You worked on the robots fighting? Is that what you did?
The fight choreography.
Yeah, they brought me in for that, definitely.
Or the nude scenes?
Well, sort of. I got to do a little bit of that, and I got to work with this writer who had written all the Transformers who was a completely different — you don’t meet guys like that in comedy rooms. And so, that was really interesting. And Michael Bay. It was like being on another planet, but it was so interesting. And he was so lovely to me.

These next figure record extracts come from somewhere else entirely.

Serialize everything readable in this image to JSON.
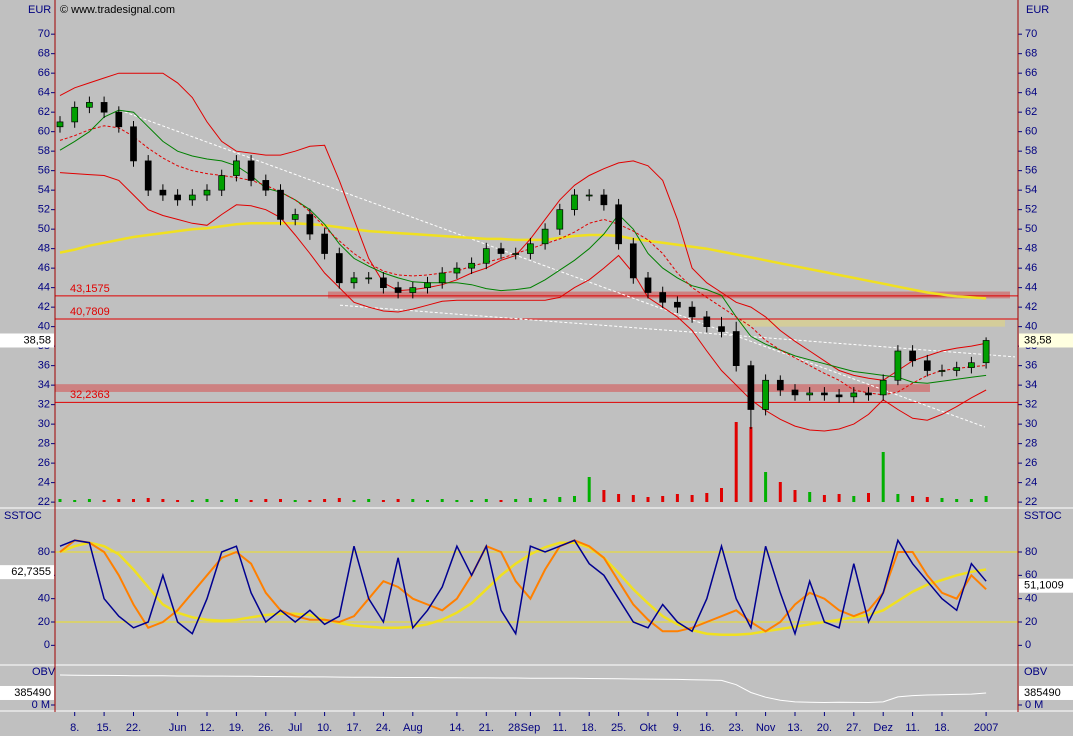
{
  "chart_data": [
    {
      "type": "candlestick",
      "watermark": "© www.tradesignal.com",
      "axis_label": "EUR",
      "categories": [
        null,
        "8.",
        null,
        "15.",
        null,
        "22.",
        null,
        null,
        "Jun",
        null,
        "12.",
        null,
        "19.",
        null,
        "26.",
        null,
        "Jul",
        null,
        "10.",
        null,
        "17.",
        null,
        "24.",
        null,
        "Aug",
        null,
        null,
        "14.",
        null,
        "21.",
        null,
        "28.",
        "Sep",
        null,
        "11.",
        null,
        "18.",
        null,
        "25.",
        null,
        "Okt",
        null,
        "9.",
        null,
        "16.",
        null,
        "23.",
        null,
        "Nov",
        null,
        "13.",
        null,
        "20.",
        null,
        "27.",
        null,
        "Dez",
        null,
        "11.",
        null,
        "18.",
        null,
        null,
        "2007"
      ],
      "open": [
        60.5,
        61,
        62.5,
        63,
        62,
        60.5,
        57,
        54,
        53.5,
        53,
        53.5,
        54,
        55.5,
        57,
        55,
        54,
        51,
        51.5,
        49.5,
        47.5,
        44.5,
        45,
        45,
        44,
        43.5,
        44,
        44.5,
        45.5,
        46,
        46.5,
        48,
        47.5,
        47.5,
        48.5,
        50,
        52,
        53.5,
        53.5,
        52.5,
        48.5,
        45,
        43.5,
        42.5,
        42,
        41,
        40,
        39.5,
        36,
        31.5,
        34.5,
        33.5,
        33,
        33.2,
        33,
        32.8,
        33.2,
        33,
        34.5,
        37.5,
        36.5,
        35.5,
        35.5,
        35.8,
        36.3
      ],
      "high": [
        61.6,
        63.1,
        63.6,
        63.6,
        62.6,
        61.1,
        57.6,
        54.6,
        54.1,
        54.1,
        54.6,
        56.1,
        57.6,
        57.6,
        55.6,
        54.6,
        52.1,
        52.1,
        50.1,
        48.1,
        45.6,
        45.6,
        45.6,
        44.6,
        44.6,
        45.1,
        46.1,
        46.6,
        47.1,
        48.6,
        48.6,
        48.1,
        49.1,
        50.6,
        52.6,
        54.1,
        54.1,
        54.1,
        53.1,
        49.1,
        45.6,
        44.1,
        43.1,
        42.6,
        41.6,
        41,
        40.5,
        36.5,
        35.1,
        35,
        34.1,
        33.8,
        33.8,
        33.6,
        33.8,
        33.8,
        35.1,
        38.1,
        38.1,
        37.1,
        36.1,
        36.4,
        36.9,
        38.9
      ],
      "low": [
        59.9,
        60.4,
        61.9,
        61.4,
        59.9,
        56.4,
        53.4,
        52.9,
        52.4,
        52.4,
        52.9,
        53.4,
        54.9,
        54.4,
        53.4,
        50.4,
        50.4,
        48.9,
        46.9,
        43.9,
        43.9,
        44.4,
        43.4,
        42.9,
        42.9,
        43.4,
        43.9,
        44.9,
        45.4,
        45.9,
        46.9,
        46.9,
        46.9,
        47.9,
        49.4,
        51.4,
        52.9,
        51.9,
        47.9,
        44.4,
        42.9,
        41.9,
        41.4,
        40.4,
        39.4,
        38.9,
        35.4,
        29.5,
        30.9,
        32.9,
        32.4,
        32.4,
        32.4,
        32.2,
        32.2,
        32.4,
        32.4,
        34,
        35.9,
        34.9,
        34.9,
        34.9,
        35.2,
        35.7
      ],
      "close": [
        61,
        62.5,
        63,
        62,
        60.5,
        57,
        54,
        53.5,
        53,
        53.5,
        54,
        55.5,
        57,
        55,
        54,
        51,
        51.5,
        49.5,
        47.5,
        44.5,
        45,
        45,
        44,
        43.5,
        44,
        44.5,
        45.5,
        46,
        46.5,
        48,
        47.5,
        47.5,
        48.5,
        50,
        52,
        53.5,
        53.5,
        52.5,
        48.5,
        45,
        43.5,
        42.5,
        42,
        41,
        40,
        39.5,
        36,
        31.5,
        34.5,
        33.5,
        33,
        33.2,
        33,
        32.8,
        33.2,
        33,
        34.5,
        37.5,
        36.5,
        35.5,
        35.5,
        35.8,
        36.3,
        38.58
      ],
      "up_color": "#00a000",
      "down_color": "#000000",
      "ylim": [
        21.5,
        73.3
      ],
      "yticks": [
        22,
        24,
        26,
        28,
        30,
        32,
        34,
        36,
        38,
        40,
        42,
        44,
        46,
        48,
        50,
        52,
        54,
        56,
        58,
        60,
        62,
        64,
        66,
        68,
        70
      ],
      "volume": {
        "values": [
          3,
          2,
          3,
          2,
          3,
          3,
          4,
          3,
          2,
          2,
          3,
          2,
          3,
          2,
          3,
          3,
          2,
          2,
          3,
          4,
          2,
          3,
          2,
          3,
          3,
          2,
          3,
          2,
          2,
          3,
          2,
          3,
          4,
          3,
          5,
          6,
          25,
          12,
          8,
          7,
          5,
          6,
          8,
          7,
          9,
          14,
          80,
          75,
          30,
          20,
          12,
          10,
          7,
          8,
          6,
          9,
          50,
          8,
          6,
          5,
          4,
          3,
          3,
          6
        ],
        "vlim": [
          0,
          100
        ],
        "up_color": "#00b000",
        "down_color": "#e00000"
      },
      "series": [
        {
          "color": "#f0e020",
          "width": 2.5,
          "values": [
            47.6,
            47.9,
            48.3,
            48.6,
            48.9,
            49.2,
            49.4,
            49.6,
            49.8,
            50,
            50.1,
            50.3,
            50.5,
            50.6,
            50.6,
            50.6,
            50.6,
            50.5,
            50.4,
            50.2,
            50,
            49.8,
            49.7,
            49.6,
            49.5,
            49.4,
            49.3,
            49.2,
            49.1,
            49,
            49,
            48.9,
            48.9,
            48.9,
            49.1,
            49.3,
            49.4,
            49.4,
            49.3,
            49,
            48.8,
            48.6,
            48.4,
            48.2,
            48,
            47.7,
            47.4,
            47.1,
            46.8,
            46.5,
            46.2,
            45.9,
            45.6,
            45.3,
            45,
            44.7,
            44.4,
            44.1,
            43.8,
            43.5,
            43.3,
            43.1,
            43,
            42.9
          ]
        },
        {
          "color": "#e00000",
          "width": 1,
          "values": [
            63.7,
            64.5,
            65,
            65.5,
            66,
            66,
            66,
            66,
            65,
            63.5,
            61,
            59,
            58,
            57.8,
            57.6,
            57.6,
            58,
            58.5,
            58.6,
            55,
            51,
            47,
            44.5,
            43.7,
            43.8,
            44,
            44.3,
            44.8,
            45.5,
            46,
            46.8,
            47.3,
            49,
            51,
            53,
            54.5,
            55.5,
            56.2,
            56.8,
            57,
            56.5,
            55,
            51,
            46,
            44.5,
            43.5,
            42.5,
            42,
            41,
            39.6,
            38.5,
            37.5,
            36.5,
            35.5,
            35,
            34.7,
            34.5,
            35.5,
            36.5,
            37,
            37.5,
            37.8,
            38,
            38.3
          ]
        },
        {
          "color": "#e00000",
          "width": 1,
          "values": [
            55.8,
            55.7,
            55.6,
            55.5,
            55,
            53.5,
            52,
            51.4,
            51,
            50.6,
            50.4,
            51.5,
            52.5,
            52.4,
            52,
            51.2,
            49.4,
            47.5,
            45.5,
            44,
            42.5,
            42,
            41.6,
            41.5,
            41.8,
            42.2,
            42.6,
            42.7,
            42.7,
            42.7,
            42.7,
            42.7,
            42.7,
            42.7,
            43,
            44,
            44.8,
            46,
            47.3,
            45.5,
            43,
            42,
            41,
            39.6,
            37.5,
            35.5,
            34,
            32.5,
            31.4,
            30.5,
            29.8,
            29.4,
            29.3,
            29.5,
            30,
            31,
            32.5,
            31.5,
            30.6,
            30.4,
            31,
            31.8,
            32.7,
            33.5
          ]
        },
        {
          "color": "#008000",
          "width": 1,
          "values": [
            58.1,
            59,
            60,
            61.5,
            62.2,
            62,
            60.5,
            59,
            58,
            57.5,
            57.2,
            57,
            56.5,
            55.5,
            54.2,
            53.8,
            53,
            52,
            50.5,
            48.5,
            47,
            46.2,
            45.5,
            45,
            44.6,
            44.5,
            44.5,
            44.5,
            44.3,
            43.9,
            43.7,
            43.8,
            44,
            44.8,
            45.8,
            46.8,
            48,
            49.5,
            51.5,
            50,
            47.5,
            46,
            45,
            44.2,
            43.8,
            43.2,
            41,
            39,
            38.2,
            37.6,
            37,
            36.6,
            36.2,
            35.8,
            35.4,
            35.2,
            35,
            34.8,
            34.3,
            34.2,
            34.4,
            34.6,
            34.8,
            35
          ]
        },
        {
          "color": "#e00000",
          "width": 1,
          "dash": true,
          "values": [
            59.1,
            59.6,
            60.2,
            60.6,
            60.4,
            59.5,
            58.3,
            57.3,
            56.5,
            56,
            55.7,
            55.5,
            55.3,
            55,
            54.5,
            53.8,
            53,
            51.8,
            50.2,
            48.8,
            47.5,
            46.5,
            45.7,
            45.3,
            45.2,
            45.3,
            45.5,
            45.7,
            46.2,
            46.6,
            47,
            47.5,
            48,
            48.5,
            49,
            49.7,
            50.6,
            51,
            50.5,
            49.8,
            48.9,
            47.5,
            45.5,
            44,
            43,
            42,
            41,
            40,
            38.6,
            37.6,
            36.8,
            36,
            35.2,
            34.5,
            33.5,
            33.2,
            33,
            33.3,
            34.2,
            35,
            35.5,
            35.7,
            35.9,
            36
          ]
        }
      ],
      "levels": [
        {
          "value": 43.1575,
          "label": "43,1575"
        },
        {
          "value": 40.7809,
          "label": "40,7809"
        },
        {
          "value": 32.2363,
          "label": "32,2363"
        }
      ],
      "level_color": "#e00000",
      "zones": [
        {
          "lo": 42.9,
          "hi": 43.6,
          "color": "#d07070"
        },
        {
          "lo": 40,
          "hi": 40.7,
          "color": "#d8d090"
        },
        {
          "lo": 33.3,
          "hi": 34.1,
          "color": "#d07070"
        }
      ],
      "trendlines": [
        {
          "from": 62.2,
          "to": 29.7
        },
        {
          "from": 42.2,
          "to": 36.9
        }
      ],
      "last": {
        "value": 38.58,
        "label": "38,58"
      }
    },
    {
      "type": "line",
      "axis_label": "SSTOC",
      "ylim": [
        -16,
        116
      ],
      "yticks": [
        0,
        20,
        40,
        60,
        80
      ],
      "levels": [
        80,
        20
      ],
      "level_color": "#f0e020",
      "series": [
        {
          "color": "#f0e020",
          "width": 2.5,
          "values": [
            80,
            85,
            88,
            85,
            78,
            65,
            50,
            35,
            28,
            24,
            22,
            21,
            22,
            24,
            26,
            27,
            27,
            26,
            22,
            19,
            17,
            16,
            15,
            15,
            16,
            18,
            22,
            28,
            36,
            48,
            60,
            70,
            78,
            84,
            88,
            88,
            84,
            75,
            62,
            48,
            36,
            25,
            18,
            13,
            10,
            9,
            9,
            10,
            12,
            14,
            16,
            18,
            20,
            22,
            24,
            26,
            30,
            38,
            46,
            52,
            56,
            60,
            63,
            65
          ]
        },
        {
          "color": "#ff8000",
          "width": 2,
          "values": [
            80,
            90,
            88,
            80,
            60,
            35,
            15,
            20,
            30,
            45,
            60,
            75,
            80,
            70,
            45,
            30,
            25,
            22,
            22,
            20,
            25,
            40,
            55,
            50,
            40,
            35,
            30,
            40,
            60,
            85,
            80,
            55,
            40,
            65,
            85,
            90,
            85,
            75,
            55,
            35,
            22,
            12,
            12,
            15,
            20,
            25,
            30,
            20,
            12,
            20,
            35,
            45,
            40,
            30,
            25,
            30,
            45,
            80,
            80,
            60,
            45,
            40,
            60,
            48
          ]
        },
        {
          "color": "#000090",
          "width": 1.5,
          "values": [
            85,
            90,
            88,
            40,
            25,
            15,
            20,
            60,
            20,
            10,
            40,
            80,
            85,
            45,
            20,
            30,
            20,
            30,
            18,
            25,
            85,
            40,
            20,
            75,
            15,
            30,
            50,
            85,
            60,
            85,
            30,
            10,
            85,
            80,
            85,
            90,
            70,
            60,
            40,
            20,
            15,
            35,
            20,
            12,
            40,
            85,
            40,
            15,
            85,
            45,
            10,
            55,
            20,
            15,
            70,
            20,
            45,
            90,
            70,
            55,
            40,
            30,
            70,
            55
          ]
        }
      ],
      "left_value": {
        "value": 62.7355,
        "label": "62,7355"
      },
      "right_value": {
        "value": 51.1009,
        "label": "51,1009"
      }
    },
    {
      "type": "line",
      "axis_label": "OBV",
      "ylim": [
        -160000,
        1250000
      ],
      "yticks": [
        {
          "value": 0,
          "label": "0 M"
        }
      ],
      "series": [
        {
          "color": "#ffffff",
          "width": 1,
          "values": [
            960000,
            955000,
            950000,
            950000,
            945000,
            940000,
            935000,
            935000,
            930000,
            930000,
            925000,
            925000,
            920000,
            920000,
            915000,
            910000,
            905000,
            900000,
            900000,
            895000,
            890000,
            890000,
            885000,
            880000,
            880000,
            880000,
            875000,
            875000,
            870000,
            870000,
            865000,
            865000,
            860000,
            860000,
            860000,
            855000,
            850000,
            845000,
            840000,
            835000,
            830000,
            825000,
            820000,
            810000,
            800000,
            790000,
            650000,
            400000,
            250000,
            150000,
            100000,
            90000,
            80000,
            90000,
            85000,
            80000,
            100000,
            260000,
            300000,
            320000,
            330000,
            340000,
            350000,
            385490
          ]
        }
      ],
      "last": {
        "value": 385490,
        "label": "385490"
      }
    }
  ]
}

You’re apparently the first person.
I don’t know.
I didn’t say that.
But it was really interesting to watch, and also I had never been on anything that had a budget of more than $40 million, maybe? And so, the first day, I literally got there and we were in what I thought was an office building. And then they were like, “Okay, be careful. Hold on,” and the office building tipped. Tipped 15 percent or something, and just slanted, because it had been hit by a bomb where we were shooting, which is new to me.
So, what did you actually do on that movie? What did you write?
Well, what happened was it was when Megan Fox left and they brought in Rosie.
Yes, and then the writer was on the set doing other writerly things, doing the rest of the movie, sort of, and they just wanted extra help with the female part. Often when I was brought in for things, it was extra help with the female part.
So, you could write for a lingerie model and for Lena Dunham.
Exactly. That’s right, that’s right.
You said earlier that you try to insulate, consciously or subconsciously, yourself, and I suspect the writing staff on the show from the criticisms about the show.
Well, not completely.
What does that mean?
I don’t like to listen to the unthoughtful criticism. When we have thoughtful criticism, I love it. It’s when people come at you on Twitter and say really crazy things. That’s the kind of stuff that I insulate myself from. All of that is not very interesting or helpful, but we have critics who sometimes really love us or sometimes don’t, and it’s really interesting for me to see what they don’t like about it. Just thoughtful. Alan Sepinwall or Willa Paskin, people who are really, really smart, thoughtful critics who just say, “Oh, I didn’t like it when they did this.”
But do you pay attention to that? Do you think thoughtful criticism can affect the way you go forward?
Probably not, probably not. But it must get in there, and I like to read it.
Why do you think the show or Lena elicits such a strong, almost personal, reaction? Do you have any theories?
I mean, I don’t really know. All I know is that it’s better that then someone yawing. I’d rather have people loving it or hating it or feeling passionate about it than ignoring it. It’s a better place to be.